Home » Hong Kong Monetary Authority President Eddie Yue: Bond Connect will include eligible collateral for RMB liquidity arrangements, which will take effect on February 26

Hong Kong Monetary Authority President Eddie Yue: Bond Connect will include eligible collateral for RMB liquidity arrangements, which will take effect on February 26

by admin

Title: Hong Kong Monetary Authority to Include Bond Connect as Eligible Collateral for RMB Liquidity Arrangements

On January 24, the People’s Bank of China and the Hong Kong Monetary Authority announced a series of measures aimed at deepening financial cooperation between the mainland and Hong Kong. One of the key measures includes the inclusion of Bond Connect as eligible collateral for RMB liquidity arrangements, which will take effect on February 26.

During the Asian Financial Forum in Hong Kong on the same day, Hong Kong Monetary Authority President Yu Weiwen shared the news with the media.

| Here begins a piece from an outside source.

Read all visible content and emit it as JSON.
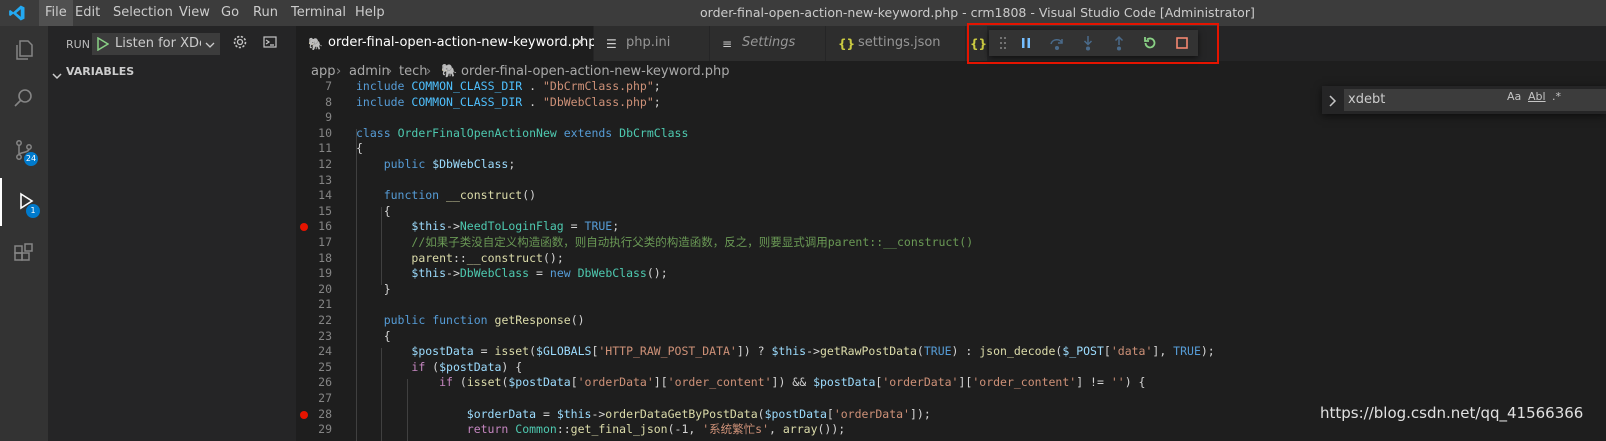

The Bond Connect inclusion is part of the broader effort to optimize the pilot implementation of the “Cross-border Wealth Management Connect” business in the Greater Bay Area and to facilitate payment arrangements for Hong Kong and Macao residents purchasing property in the region.

The new measure aims to develop and strengthen the function of mainland bonds as collateral, making it easier for international investors to liquidate their bond positions and attract them to continue investing. Additionally, the RMB liquidity arrangement of the Hong Kong Monetary Authority will be used as a pilot project, allowing investors to use mainland government bonds or policy financial bonds purchased through Northbound Trading as qualified collateral to obtain RMB funds. This marks the first time that onshore bonds have been officially established in the offshore market as collateral.

The move is expected to have a positive impact on the bond market and attract more international investors to participate in the Chinese market. It aligns with the broader goal of deepening financial cooperation between mainland China and Hong Kong, as outlined in the recent measures announced by the People’s Bank of China and the Hong Kong Monetary Authority.

See also  MotoGP and Digital Technology: How much does it help?

The implementation of Bond Connect as eligible collateral for RMB liquidity arrangements represents a significant step forward in enhancing financial connectivity between mainland China and Hong Kong, and is expected to further bolster the bond market and attract international investors.

You may also like

Leave a Comment

This site uses Akismet to reduce spam. Learn how your comment data is processed.